Just every now and gain – but not too often, we like to preen ourselves at being ahead of the game. Thus it was last Sunday that we ran a piece on the spat between Poland and Spain over the share-out of the eagerly awaited EU budget settlement.
Here we are now on the Wednesday and the same story is being carried by the Financial Times, a newspaper which, itself, is often in front of the pack.
The additional detail, however, makes the story worth revisiting, but the essence remains the same.

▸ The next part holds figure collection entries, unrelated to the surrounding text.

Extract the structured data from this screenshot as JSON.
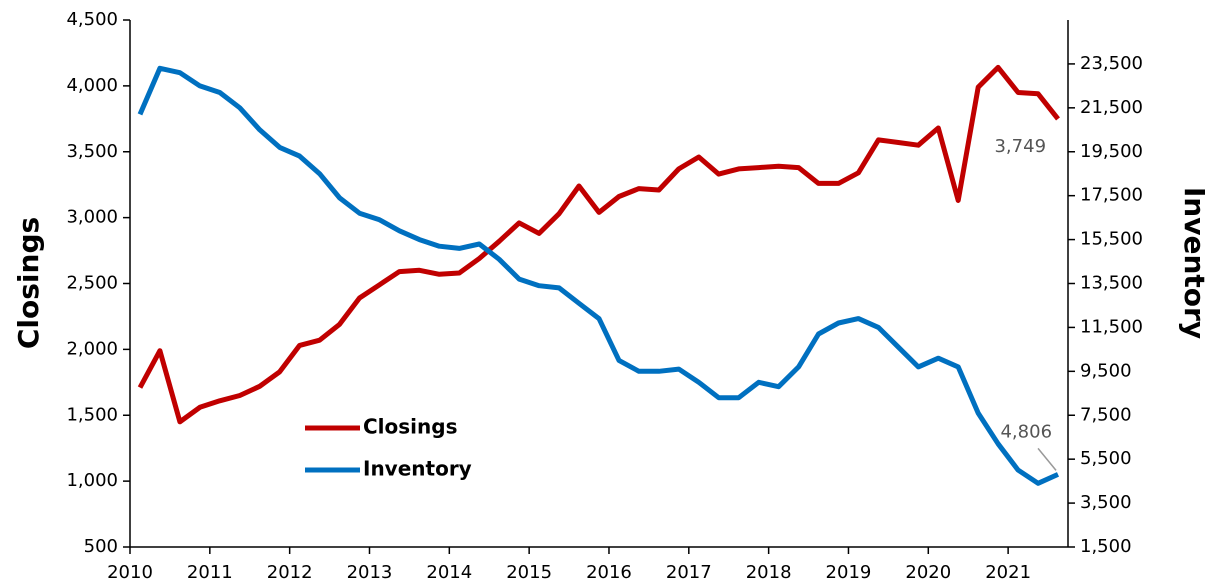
{
  "chart_data": {
    "type": "line",
    "categories": [
      "2010",
      null,
      null,
      null,
      "2011",
      null,
      null,
      null,
      "2012",
      null,
      null,
      null,
      "2013",
      null,
      null,
      null,
      "2014",
      null,
      null,
      null,
      "2015",
      null,
      null,
      null,
      "2016",
      null,
      null,
      null,
      "2017",
      null,
      null,
      null,
      "2018",
      null,
      null,
      null,
      "2019",
      null,
      null,
      null,
      "2020",
      null,
      null,
      null,
      "2021",
      null,
      null
    ],
    "series": [
      {
        "name": "Closings",
        "color": "#c00000",
        "values": [
          1710,
          1990,
          1450,
          1560,
          1610,
          1650,
          1720,
          1830,
          2030,
          2070,
          2190,
          2390,
          2490,
          2590,
          2600,
          2570,
          2580,
          2690,
          2820,
          2960,
          2880,
          3030,
          3240,
          3040,
          3160,
          3220,
          3210,
          3370,
          3460,
          3330,
          3370,
          3380,
          3390,
          3380,
          3260,
          3260,
          3340,
          3590,
          3570,
          3550,
          3680,
          3130,
          3990,
          4140,
          3950,
          3940,
          3749
        ],
        "value_labels": [
          null,
          null,
          null,
          null,
          null,
          null,
          null,
          null,
          null,
          null,
          null,
          null,
          null,
          null,
          null,
          null,
          null,
          null,
          null,
          null,
          null,
          null,
          null,
          null,
          null,
          null,
          null,
          null,
          null,
          null,
          null,
          null,
          null,
          null,
          null,
          null,
          null,
          null,
          null,
          null,
          null,
          null,
          null,
          null,
          null,
          null,
          "3,749"
        ]
      },
      {
        "name": "Inventory",
        "color": "#0070c0",
        "axis": "y2",
        "values": [
          21200,
          23300,
          23100,
          22500,
          22200,
          21500,
          20500,
          19700,
          19300,
          18500,
          17400,
          16700,
          16400,
          15900,
          15500,
          15200,
          15100,
          15300,
          14600,
          13700,
          13400,
          13300,
          12600,
          11900,
          10000,
          9500,
          9500,
          9600,
          9000,
          8300,
          8300,
          9000,
          8800,
          9700,
          11200,
          11700,
          11900,
          11500,
          10600,
          9700,
          10100,
          9700,
          7600,
          6200,
          5000,
          4400,
          4806
        ],
        "value_labels": [
          null,
          null,
          null,
          null,
          null,
          null,
          null,
          null,
          null,
          null,
          null,
          null,
          null,
          null,
          null,
          null,
          null,
          null,
          null,
          null,
          null,
          null,
          null,
          null,
          null,
          null,
          null,
          null,
          null,
          null,
          null,
          null,
          null,
          null,
          null,
          null,
          null,
          null,
          null,
          null,
          null,
          null,
          null,
          null,
          null,
          null,
          "4,806"
        ]
      }
    ],
    "ylabel": "Closings",
    "y2label": "Inventory",
    "ylim": [
      500,
      4500
    ],
    "yticks": [
      500,
      {
        "value": 1000,
        "label": "1,000"
      },
      {
        "value": 1500,
        "label": "1,500"
      },
      {
        "value": 2000,
        "label": "2,000"
      },
      {
        "value": 2500,
        "label": "2,500"
      },
      {
        "value": 3000,
        "label": "3,000"
      },
      {
        "value": 3500,
        "label": "3,500"
      },
      {
        "value": 4000,
        "label": "4,000"
      },
      {
        "value": 4500,
        "label": "4,500"
      }
    ],
    "y2lim": [
      1500,
      25500
    ],
    "y2ticks": [
      {
        "value": 1500,
        "label": "1,500"
      },
      {
        "value": 3500,
        "label": "3,500"
      },
      {
        "value": 5500,
        "label": "5,500"
      },
      {
        "value": 7500,
        "label": "7,500"
      },
      {
        "value": 9500,
        "label": "9,500"
      },
      {
        "value": 11500,
        "label": "11,500"
      },
      {
        "value": 13500,
        "label": "13,500"
      },
      {
        "value": 15500,
        "label": "15,500"
      },
      {
        "value": 17500,
        "label": "17,500"
      },
      {
        "value": 19500,
        "label": "19,500"
      },
      {
        "value": 21500,
        "label": "21,500"
      },
      {
        "value": 23500,
        "label": "23,500"
      }
    ],
    "grid": false,
    "legend": "lower left"
  }
}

Friction between Poland and Spain, says the FT – trailing in our wake - is jeopardising the efforts of poorer EU members to fight for a larger EU budget, to the delight of the six countries that pay more to Brussels than they get back.
Both Spain and Poland are big net beneficiaries from the EU's €100bn annual budget, and were working together to fight for a big regional aid programme in the next budget, which runs from 2007-13. But when it became clear that the net contributers to the EU budget, including Britain, Germany and the Netherlands, wanted to divert development aid away from the so-called Club Med countries of southern Europe to the new members in the east, the alliance between Spain and Poland became strained.
What is interesting is the attempt to paper over the cracks, with Jaroslaw Pietras, Poland's European affairs minister, insisting that Warsaw and Madrid remain close, if abrasive, allies, but if the EU's aid budget shrinks, Poland will fight hard to protect its share of the money. "The Spanish have to recognise that without satisfying our interests they won't have our support," he says. That’s fighting talk, if ever I heard it.
In 2003, says the FT, the emerging Madrid-Warsaw axis, was the talk of Brussels diplomats. But the election of José Luis Rodrguez Zapatero in Spain last year was followed by a bust-up with Poland as he sought to rebuild ties with France and Germany and fight for Spain's interests in the face of impending cuts in its EU funding.
Spain's new foreign policy, we are told, spelled the end of the alliance with Poland over the EU constitution, where the two middleweight countries (both have populations of about 40m) had fought to protect preferential voting weights that gave them a disproportionate influence in EU decision-making. Tensions came to a head before Christmas when attempts to rekindle the alliance - this time in negotiations over the next seven-year EU budget - collapsed.
The flashpoint ahead of the EU December summit occurred when the Dutch EU presidency drafted a communiqué saying that most of the EU's regional aid should be concentrated on new member states, mainly from central and eastern Europe. Spain, predictably, fought the proposal.
"The least you can expect is a degree of loyalty," fumed a Polish diplomat, pointing out that Spain was much wealthier than eastern Europe and had enjoyed high levels of EU support for nearly 20 years.
The FT cites José Ignacio Torreblanca, a senior analyst at the Real Instituto Elcano, Spain's leading foreign policy institute, saying that frictions were almost inevitable over the budget negotiations. "If the contribution of member states is capped at 1 per cent of gross domestic product, as Germany wants, the battle for the spoils will become a zero-sum game. "What Poland wins in structural funds will be Spain's loss. If the budget is increased, there will be more money for all," he said.
The FT thinks that officials in Warsaw may now strike a deal with the net payers: agreeing to a smaller EU budget capped at 1 per cent of GDP in exchange for an agreement not to cut aid to the poorest regions of the Union from the level they would receive if budget contributions were set at 1.14 per cent of GDP.
The split between Poland and Spain over the budget is a gift to the net contributors, which want to drive a wedge between net recipients of EU funding in the new member states and the Club Med.
And there it rests for the moment. The chief Spanish EU negotiator on budgetary matters is a former ambassador to Poland and has good relations with his counterparts. But Warsaw remains sulky in spite of attempts by Spanish diplomats in Brussels to patch up the relationship. What fun!